Il dénonce une industrie « qui prospère sur la haine et la violence misogynes », un « système pornocriminel qui broie les femmes » dans lequel elles sont « humiliées, objectifiées, déshumanisées, violentées, torturées… ».

Parmi ses recommandations, on trouve l’extension du pouvoir de police administrative de l’Autorité de régulation de la communication audiovisuelle et numérique (Arcom). Elle pourrait ainsi bloquer les sites de manière discrétionnaire en cas « d’atteintes graves à l’intégrité de la personne » ou d’absence « de contrôle d’âge effectif ».

Plus encore : la plateforme de signalement Pharos, dont l’objectif est de lutter contre la criminalité en ligne, aurait désormais le pouvoir de bloquer les sites qui ne respectent pas l’obligation de retrait d’une vidéo ou d’une image publiées sans le consentement de la personne.
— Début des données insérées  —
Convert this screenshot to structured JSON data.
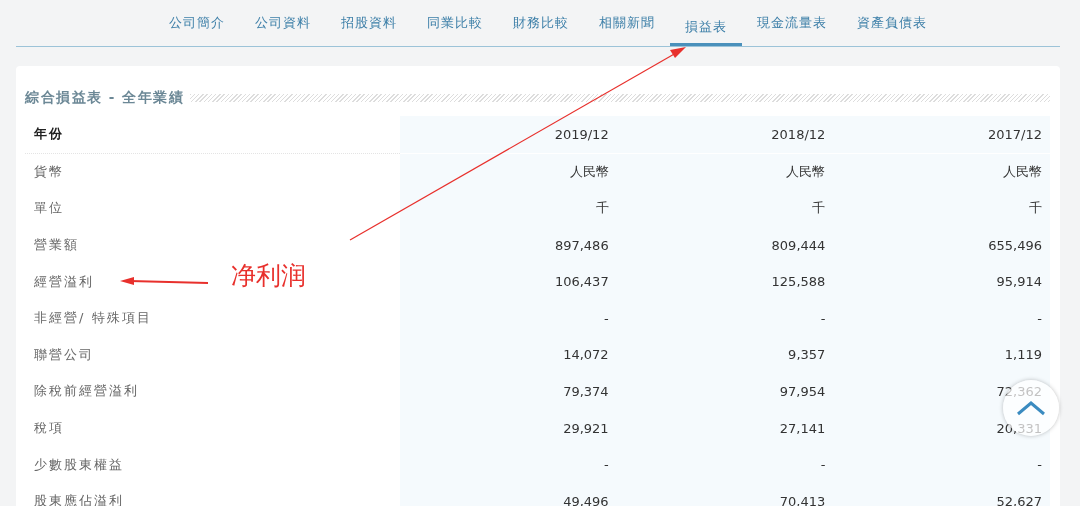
{
  "tabs": [
    {
      "label": "公司簡介",
      "selected": false
    },
    {
      "label": "公司資料",
      "selected": false
    },
    {
      "label": "招股資料",
      "selected": false
    },
    {
      "label": "同業比較",
      "selected": false
    },
    {
      "label": "財務比較",
      "selected": false
    },
    {
      "label": "相關新聞",
      "selected": false
    },
    {
      "label": "損益表",
      "selected": true
    },
    {
      "label": "現金流量表",
      "selected": false
    },
    {
      "label": "資產負債表",
      "selected": false
    }
  ],
  "section_title": "綜合損益表 - 全年業績",
  "table": {
    "header": {
      "label": "年份",
      "values": [
        "2019/12",
        "2018/12",
        "2017/12"
      ]
    },
    "rows": [
      {
        "label": "貨幣",
        "values": [
          "人民幣",
          "人民幣",
          "人民幣"
        ]
      },
      {
        "label": "單位",
        "values": [
          "千",
          "千",
          "千"
        ]
      },
      {
        "label": "營業額",
        "values": [
          "897,486",
          "809,444",
          "655,496"
        ]
      },
      {
        "label": "經營溢利",
        "values": [
          "106,437",
          "125,588",
          "95,914"
        ]
      },
      {
        "label": "非經營/ 特殊項目",
        "values": [
          "-",
          "-",
          "-"
        ]
      },
      {
        "label": "聯營公司",
        "values": [
          "14,072",
          "9,357",
          "1,119"
        ]
      },
      {
        "label": "除稅前經營溢利",
        "values": [
          "79,374",
          "97,954",
          "72,362"
        ]
      },
      {
        "label": "稅項",
        "values": [
          "29,921",
          "27,141",
          "20,331"
        ]
      },
      {
        "label": "少數股東權益",
        "values": [
          "-",
          "-",
          "-"
        ]
      },
      {
        "label": "股東應佔溢利",
        "values": [
          "49,496",
          "70,413",
          "52,627"
        ]
      }
    ]
  },
  "annotation": {
    "label": "净利润"
  }
}
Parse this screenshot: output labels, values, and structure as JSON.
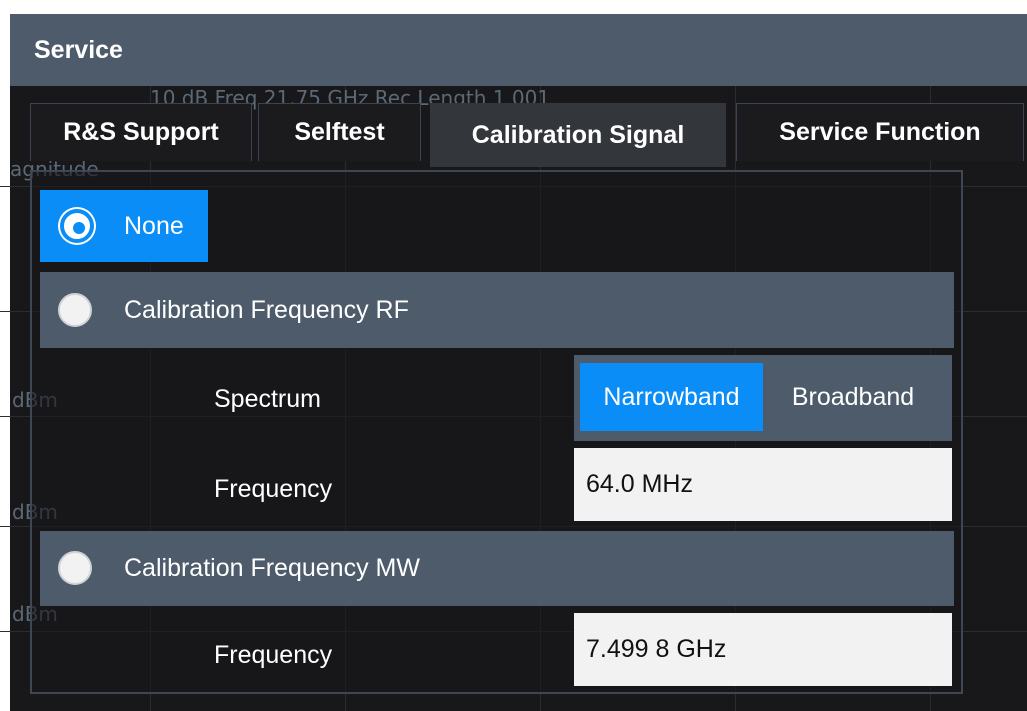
{
  "dialog": {
    "title": "Service"
  },
  "background": {
    "ghost_line1": "10 dB     Freq  21.75 GHz     Rec Length        1 001",
    "ghost_magnitude": "agnitude",
    "ghost_unit1": "dBm",
    "ghost_unit2": "dBm",
    "ghost_unit3": "dBm"
  },
  "tabs": [
    {
      "label": "R&S Support",
      "active": false
    },
    {
      "label": "Selftest",
      "active": false
    },
    {
      "label": "Calibration Signal",
      "active": true
    },
    {
      "label": "Service Function",
      "active": false
    }
  ],
  "calibration": {
    "none": {
      "label": "None",
      "selected": true
    },
    "rf": {
      "label": "Calibration Frequency RF",
      "selected": false,
      "spectrum_label": "Spectrum",
      "spectrum_options": [
        "Narrowband",
        "Broadband"
      ],
      "spectrum_selected": "Narrowband",
      "frequency_label": "Frequency",
      "frequency_value": "64.0 MHz"
    },
    "mw": {
      "label": "Calibration Frequency MW",
      "selected": false,
      "frequency_label": "Frequency",
      "frequency_value": "7.499 8 GHz"
    }
  },
  "colors": {
    "accent": "#0a8df7",
    "title_bar": "#4d5b6b",
    "background": "#18181a",
    "field": "#f2f2f2"
  }
}
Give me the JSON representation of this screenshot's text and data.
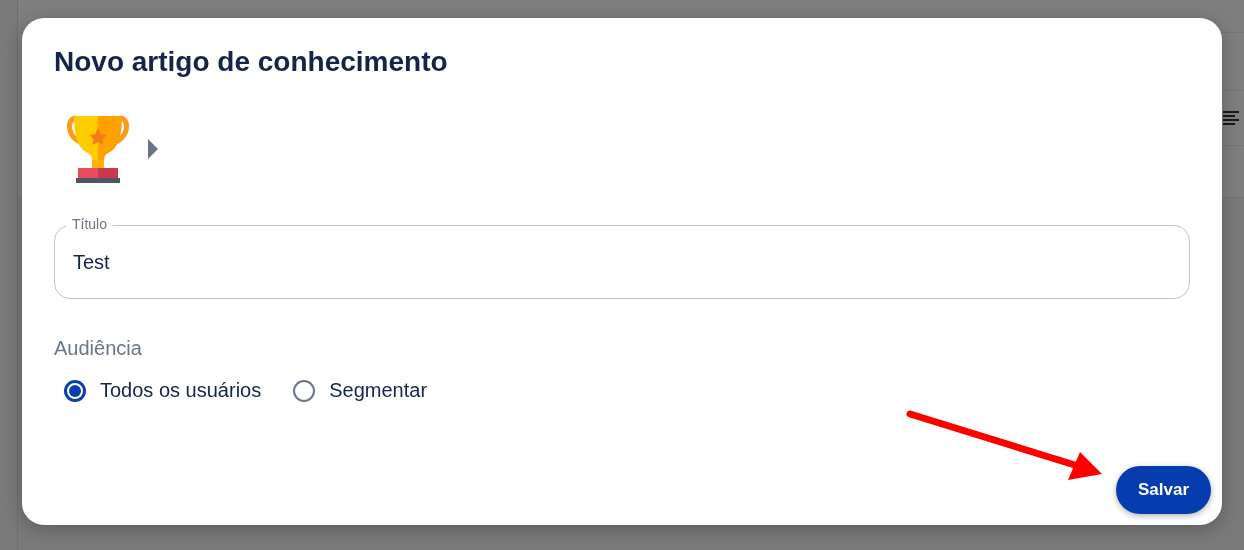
{
  "dialog": {
    "title": "Novo artigo de conhecimento",
    "title_field": {
      "label": "Título",
      "value": "Test"
    },
    "audience": {
      "label": "Audiência",
      "options": [
        {
          "label": "Todos os usuários",
          "selected": true
        },
        {
          "label": "Segmentar",
          "selected": false
        }
      ]
    },
    "buttons": [
      {
        "label": "Salvar",
        "kind": "primary"
      }
    ]
  }
}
Le Haut Conseil soutient également une supervision renforcée par la Commission européenne au titre du Digital Service Act (DSA), une réglementation qui s’attaque aux plateformes ayant plus de 45 millions d’utilisateurs par mois. En pratique, elle prévoit des contraintes en matière de vérification de l’âge, de partage de données sensibles, de modération, ou encore de publicité.

Bérangère Couillard, ministre déléguée chargée de l’Égalité entre les femmes et les hommes, a au moins le mérite de ne pas fantasmer la réalité : le plus souvent, ces images cachent des femmes qui se soumettent aux injonctions de l’industrie pornographique pour arrondir leur fin de mois.

Les problèmes commencent lorsque la description d’une industrie peu réputée pour ses pratiques éthiques se transforme en un plaidoyer caricatural. Le texte du HCE n’aurait d’ailleurs pas même fait l’objet d’une consultation des principales concernées. Elles auraient pourtant bien des choses à dire sur l’effectivité des lois en vigueur et les effets délétères de certaines politiques prohibitionnistes (dans le cas de la prostitution de rue par exemple).

Si l’on écoute un tant soit peu leur opinion, ce sont les plaintes des victimes qui ne sont pas suffisamment prises au sérieux par l’institution judiciaire, et non la législation qui manquerait de sévérité.

Pour Lulla, ce rapport n’est pas de nature à améliorer la condition des femmes malmenées par l’industrie pornographique :

« Ils veulent retirer aux actrices la capacité à consentir. On nous traite comme des enfants, on considère qu’on ne peut pas consentir. Or la notion de consentement, c’est ce qui permet aussi de dire non ! »

Mélanie Jaoul, maître de conférence et présidente de l’Association des alliés et alliées de TDS, craint que les propositions du HCE incitent à produire hors du territoire, ou dans des conditions dégradées en France.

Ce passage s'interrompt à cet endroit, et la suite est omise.